Le crisi idriche si prevengono

Nell’annata agricola 2017, le difficoltà organizzative del Consorzio di Bonifica e del Centro Operativo di Policoro, in particolar modo, sono emerse in pieno. In questi mesi, il Consorzio ha avuto il tempo e il modo per intervenire. Sul territorio di Tursi, gli interventi non si sono visti con intensità.

Le vasche Finata 1C, San Teodoro C1, Marone 3A-1 e Monte 3A-2 hanno urgente bisogno di essere ripulite da tutto il materiale presente al loro interno: melma, terreno, vegetazione, pietrame. Questo affinché si possa ampliare la capienza degli invasi e migliorare l’efficienza degli impianti del Consorzio, riducendo l’incidenza dei detriti negli impianti dei privati fruitori.

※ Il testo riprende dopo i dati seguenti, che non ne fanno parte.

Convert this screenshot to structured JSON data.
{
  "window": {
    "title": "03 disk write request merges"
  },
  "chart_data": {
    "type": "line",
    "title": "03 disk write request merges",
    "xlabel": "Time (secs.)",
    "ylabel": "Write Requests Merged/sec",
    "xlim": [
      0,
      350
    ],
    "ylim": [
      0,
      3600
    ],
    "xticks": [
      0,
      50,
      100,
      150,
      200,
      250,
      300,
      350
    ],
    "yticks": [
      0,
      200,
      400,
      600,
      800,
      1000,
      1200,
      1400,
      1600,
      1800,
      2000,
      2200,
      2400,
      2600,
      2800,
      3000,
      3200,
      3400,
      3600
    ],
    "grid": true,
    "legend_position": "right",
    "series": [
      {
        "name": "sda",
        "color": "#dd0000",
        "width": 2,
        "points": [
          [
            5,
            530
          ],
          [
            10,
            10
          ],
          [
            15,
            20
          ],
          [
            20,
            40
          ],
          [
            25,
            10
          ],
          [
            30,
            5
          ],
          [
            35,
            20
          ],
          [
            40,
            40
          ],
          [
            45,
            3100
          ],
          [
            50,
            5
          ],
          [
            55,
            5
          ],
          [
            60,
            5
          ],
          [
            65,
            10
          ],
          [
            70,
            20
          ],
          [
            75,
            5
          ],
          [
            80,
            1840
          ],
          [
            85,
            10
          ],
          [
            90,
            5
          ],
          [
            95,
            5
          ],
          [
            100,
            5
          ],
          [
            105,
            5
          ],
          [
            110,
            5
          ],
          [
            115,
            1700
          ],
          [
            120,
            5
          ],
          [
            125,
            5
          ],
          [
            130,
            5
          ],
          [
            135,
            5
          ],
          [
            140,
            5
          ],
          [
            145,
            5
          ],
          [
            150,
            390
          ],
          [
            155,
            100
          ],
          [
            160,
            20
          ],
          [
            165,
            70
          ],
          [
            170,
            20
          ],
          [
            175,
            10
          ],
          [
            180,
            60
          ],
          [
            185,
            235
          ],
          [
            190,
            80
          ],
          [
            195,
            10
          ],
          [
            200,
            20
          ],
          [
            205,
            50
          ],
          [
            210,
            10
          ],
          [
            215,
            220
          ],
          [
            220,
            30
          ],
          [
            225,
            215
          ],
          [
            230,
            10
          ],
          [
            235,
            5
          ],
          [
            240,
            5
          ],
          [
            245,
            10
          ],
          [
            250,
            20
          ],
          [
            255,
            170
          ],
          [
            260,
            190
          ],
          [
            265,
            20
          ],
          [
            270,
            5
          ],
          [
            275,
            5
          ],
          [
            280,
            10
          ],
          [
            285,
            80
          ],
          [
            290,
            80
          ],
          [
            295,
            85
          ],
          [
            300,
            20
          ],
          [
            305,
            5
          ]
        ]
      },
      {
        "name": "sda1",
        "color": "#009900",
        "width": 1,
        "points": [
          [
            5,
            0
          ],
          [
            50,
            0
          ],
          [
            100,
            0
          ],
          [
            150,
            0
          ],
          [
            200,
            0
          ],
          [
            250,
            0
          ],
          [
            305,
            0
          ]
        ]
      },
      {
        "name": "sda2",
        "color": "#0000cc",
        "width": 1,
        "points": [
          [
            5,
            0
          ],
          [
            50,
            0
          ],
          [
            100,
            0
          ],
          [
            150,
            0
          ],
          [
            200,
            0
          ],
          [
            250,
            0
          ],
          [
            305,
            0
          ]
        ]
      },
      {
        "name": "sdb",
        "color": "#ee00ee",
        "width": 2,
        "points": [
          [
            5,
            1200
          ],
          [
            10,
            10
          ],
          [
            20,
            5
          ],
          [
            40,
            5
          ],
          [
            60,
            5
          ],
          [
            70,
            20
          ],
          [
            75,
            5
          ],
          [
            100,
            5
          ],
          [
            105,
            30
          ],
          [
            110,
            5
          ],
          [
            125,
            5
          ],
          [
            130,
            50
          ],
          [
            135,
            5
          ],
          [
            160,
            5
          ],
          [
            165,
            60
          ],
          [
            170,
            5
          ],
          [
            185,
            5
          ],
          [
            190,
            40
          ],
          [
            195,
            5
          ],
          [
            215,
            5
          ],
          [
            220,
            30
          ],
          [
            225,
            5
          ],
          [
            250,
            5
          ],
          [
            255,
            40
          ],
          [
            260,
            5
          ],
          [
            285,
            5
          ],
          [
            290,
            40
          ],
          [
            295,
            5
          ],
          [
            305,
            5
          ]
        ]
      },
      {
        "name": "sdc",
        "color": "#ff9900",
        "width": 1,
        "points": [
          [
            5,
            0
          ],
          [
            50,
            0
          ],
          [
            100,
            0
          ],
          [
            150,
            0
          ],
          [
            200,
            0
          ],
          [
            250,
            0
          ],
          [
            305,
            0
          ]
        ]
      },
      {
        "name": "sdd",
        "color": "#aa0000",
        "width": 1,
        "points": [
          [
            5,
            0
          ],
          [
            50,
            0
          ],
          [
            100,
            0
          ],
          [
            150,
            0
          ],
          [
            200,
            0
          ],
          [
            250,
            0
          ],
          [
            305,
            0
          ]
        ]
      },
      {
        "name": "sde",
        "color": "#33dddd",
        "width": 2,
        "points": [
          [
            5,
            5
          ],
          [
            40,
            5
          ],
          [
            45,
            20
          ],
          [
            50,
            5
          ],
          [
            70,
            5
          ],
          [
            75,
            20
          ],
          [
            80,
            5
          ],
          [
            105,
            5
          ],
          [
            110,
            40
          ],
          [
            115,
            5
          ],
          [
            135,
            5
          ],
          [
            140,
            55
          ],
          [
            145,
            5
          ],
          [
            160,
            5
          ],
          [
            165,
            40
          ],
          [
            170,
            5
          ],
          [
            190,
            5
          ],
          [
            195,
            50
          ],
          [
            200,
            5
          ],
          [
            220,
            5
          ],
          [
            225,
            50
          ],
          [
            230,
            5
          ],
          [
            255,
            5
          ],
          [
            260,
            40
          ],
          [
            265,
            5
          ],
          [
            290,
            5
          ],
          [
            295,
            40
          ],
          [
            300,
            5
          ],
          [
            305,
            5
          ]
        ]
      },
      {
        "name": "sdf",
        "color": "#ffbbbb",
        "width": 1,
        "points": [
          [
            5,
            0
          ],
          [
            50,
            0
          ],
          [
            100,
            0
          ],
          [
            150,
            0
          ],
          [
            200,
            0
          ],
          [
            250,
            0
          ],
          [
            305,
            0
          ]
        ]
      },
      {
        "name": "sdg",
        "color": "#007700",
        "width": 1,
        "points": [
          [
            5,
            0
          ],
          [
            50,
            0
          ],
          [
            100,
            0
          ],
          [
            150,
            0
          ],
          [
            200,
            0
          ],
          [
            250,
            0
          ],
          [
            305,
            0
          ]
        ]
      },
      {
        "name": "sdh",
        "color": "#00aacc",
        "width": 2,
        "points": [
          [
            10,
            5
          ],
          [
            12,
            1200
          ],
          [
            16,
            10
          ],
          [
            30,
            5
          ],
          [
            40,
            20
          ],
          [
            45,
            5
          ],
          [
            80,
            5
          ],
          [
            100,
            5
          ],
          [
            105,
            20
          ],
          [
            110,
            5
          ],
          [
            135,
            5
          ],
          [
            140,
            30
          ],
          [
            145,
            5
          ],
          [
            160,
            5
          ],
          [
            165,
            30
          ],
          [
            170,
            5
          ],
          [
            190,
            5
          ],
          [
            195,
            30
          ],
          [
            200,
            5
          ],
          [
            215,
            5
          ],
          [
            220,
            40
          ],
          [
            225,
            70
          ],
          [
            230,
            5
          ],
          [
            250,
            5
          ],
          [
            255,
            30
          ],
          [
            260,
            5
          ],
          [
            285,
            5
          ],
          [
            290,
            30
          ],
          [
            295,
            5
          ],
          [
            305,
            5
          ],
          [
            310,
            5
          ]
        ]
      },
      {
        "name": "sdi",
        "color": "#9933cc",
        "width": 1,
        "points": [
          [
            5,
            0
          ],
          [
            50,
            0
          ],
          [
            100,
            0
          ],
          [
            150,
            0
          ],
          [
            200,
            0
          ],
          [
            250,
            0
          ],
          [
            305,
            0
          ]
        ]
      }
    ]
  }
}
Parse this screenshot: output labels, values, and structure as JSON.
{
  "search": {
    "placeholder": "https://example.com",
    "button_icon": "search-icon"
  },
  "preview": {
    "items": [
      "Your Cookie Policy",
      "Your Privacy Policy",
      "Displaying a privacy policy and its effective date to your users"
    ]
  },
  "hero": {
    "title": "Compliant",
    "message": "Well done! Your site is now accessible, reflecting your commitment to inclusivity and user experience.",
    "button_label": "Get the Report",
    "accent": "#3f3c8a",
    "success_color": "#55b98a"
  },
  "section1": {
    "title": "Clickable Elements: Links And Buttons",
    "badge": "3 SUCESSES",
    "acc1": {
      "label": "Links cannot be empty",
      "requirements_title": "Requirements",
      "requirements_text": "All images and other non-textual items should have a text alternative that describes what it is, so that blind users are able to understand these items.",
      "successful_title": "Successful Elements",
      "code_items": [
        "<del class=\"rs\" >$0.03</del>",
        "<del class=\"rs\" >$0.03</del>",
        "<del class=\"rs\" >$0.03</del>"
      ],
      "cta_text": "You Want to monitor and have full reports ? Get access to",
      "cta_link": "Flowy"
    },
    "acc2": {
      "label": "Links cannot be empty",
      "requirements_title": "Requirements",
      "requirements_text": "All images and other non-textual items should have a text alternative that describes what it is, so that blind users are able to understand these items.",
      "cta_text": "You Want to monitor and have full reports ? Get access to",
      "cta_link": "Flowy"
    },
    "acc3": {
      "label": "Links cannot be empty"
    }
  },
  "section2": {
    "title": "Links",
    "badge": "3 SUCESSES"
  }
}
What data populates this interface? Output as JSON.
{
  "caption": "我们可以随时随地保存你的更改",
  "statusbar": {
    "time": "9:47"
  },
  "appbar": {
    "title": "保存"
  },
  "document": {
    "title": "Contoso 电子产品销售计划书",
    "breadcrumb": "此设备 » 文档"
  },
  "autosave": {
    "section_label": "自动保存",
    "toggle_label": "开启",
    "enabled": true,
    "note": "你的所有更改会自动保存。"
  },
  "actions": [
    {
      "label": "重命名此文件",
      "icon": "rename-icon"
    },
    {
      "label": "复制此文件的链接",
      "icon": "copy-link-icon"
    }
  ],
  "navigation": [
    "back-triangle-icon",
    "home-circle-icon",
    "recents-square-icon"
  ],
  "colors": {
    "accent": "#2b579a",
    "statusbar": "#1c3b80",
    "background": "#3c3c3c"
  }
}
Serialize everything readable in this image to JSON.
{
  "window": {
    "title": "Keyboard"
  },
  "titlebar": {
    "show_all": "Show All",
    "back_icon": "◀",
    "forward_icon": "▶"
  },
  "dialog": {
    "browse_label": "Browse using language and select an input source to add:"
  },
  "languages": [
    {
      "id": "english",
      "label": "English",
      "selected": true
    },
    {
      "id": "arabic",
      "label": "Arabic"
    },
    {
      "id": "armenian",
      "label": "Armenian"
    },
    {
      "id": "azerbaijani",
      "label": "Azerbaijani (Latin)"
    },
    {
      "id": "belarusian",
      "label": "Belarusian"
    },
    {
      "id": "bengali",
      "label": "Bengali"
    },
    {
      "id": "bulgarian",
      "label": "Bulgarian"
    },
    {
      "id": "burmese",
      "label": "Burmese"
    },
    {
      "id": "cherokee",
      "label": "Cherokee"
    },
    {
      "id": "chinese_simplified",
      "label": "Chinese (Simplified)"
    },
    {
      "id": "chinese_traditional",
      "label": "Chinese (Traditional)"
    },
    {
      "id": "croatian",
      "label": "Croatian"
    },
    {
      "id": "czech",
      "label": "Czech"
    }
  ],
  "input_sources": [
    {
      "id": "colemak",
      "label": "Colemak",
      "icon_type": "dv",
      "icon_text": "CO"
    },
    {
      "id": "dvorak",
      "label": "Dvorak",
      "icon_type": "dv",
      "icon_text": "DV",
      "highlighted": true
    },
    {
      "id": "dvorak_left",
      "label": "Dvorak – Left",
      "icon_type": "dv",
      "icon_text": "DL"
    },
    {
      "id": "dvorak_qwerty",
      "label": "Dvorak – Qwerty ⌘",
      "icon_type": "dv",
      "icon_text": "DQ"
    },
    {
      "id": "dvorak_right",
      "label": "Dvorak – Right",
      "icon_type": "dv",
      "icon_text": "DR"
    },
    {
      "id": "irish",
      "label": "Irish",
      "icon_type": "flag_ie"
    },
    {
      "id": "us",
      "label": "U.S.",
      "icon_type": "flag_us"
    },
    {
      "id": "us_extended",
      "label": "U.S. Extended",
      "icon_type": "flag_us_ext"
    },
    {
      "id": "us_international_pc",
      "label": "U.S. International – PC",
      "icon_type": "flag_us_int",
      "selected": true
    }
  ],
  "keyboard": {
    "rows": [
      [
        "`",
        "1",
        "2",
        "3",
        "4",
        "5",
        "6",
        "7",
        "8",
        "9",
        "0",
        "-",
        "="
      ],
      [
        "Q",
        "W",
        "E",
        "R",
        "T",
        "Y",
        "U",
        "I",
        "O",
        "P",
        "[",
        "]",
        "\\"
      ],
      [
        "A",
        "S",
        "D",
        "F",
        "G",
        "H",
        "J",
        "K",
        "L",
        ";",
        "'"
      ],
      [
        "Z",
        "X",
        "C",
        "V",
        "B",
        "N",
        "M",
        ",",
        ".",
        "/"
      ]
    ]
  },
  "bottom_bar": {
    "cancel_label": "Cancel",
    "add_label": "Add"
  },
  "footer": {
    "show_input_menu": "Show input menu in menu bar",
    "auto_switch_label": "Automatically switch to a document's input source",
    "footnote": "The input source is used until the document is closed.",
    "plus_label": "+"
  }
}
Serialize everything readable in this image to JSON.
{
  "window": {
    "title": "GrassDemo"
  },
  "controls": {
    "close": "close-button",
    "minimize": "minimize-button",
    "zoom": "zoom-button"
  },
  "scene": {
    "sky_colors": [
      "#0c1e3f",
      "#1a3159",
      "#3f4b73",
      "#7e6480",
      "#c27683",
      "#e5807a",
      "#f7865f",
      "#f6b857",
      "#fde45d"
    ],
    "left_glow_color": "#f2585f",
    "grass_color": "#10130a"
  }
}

Politiche per la vivibilità delle campagne

capannone agricoloGli agricoltori sono coloro che coltivano il territorio e lo preservano dai danni del dissesto idrogeologico, oltre ad essere coloro che portano avanti il settore economico più importante di Tursi. Ma la vita degli operatori agricoli non può continuare ad essere grama come quella di una volta. Anche gli agricoltori che risiedono nelle proprie aziende, fuori dal centro abitato, hanno il diritto di vedersi riconosciuti i servizi minimi. Lo stesso ragionamento vale per tutti quegli imprenditori che utilizzano l’acqua potabile o altri servizi pubblici, ma hanno la propria attività economica fuori dal centro abitato. Qualcosa nel passato è stato fatto, ma senza organicità e visione di lungo periodo.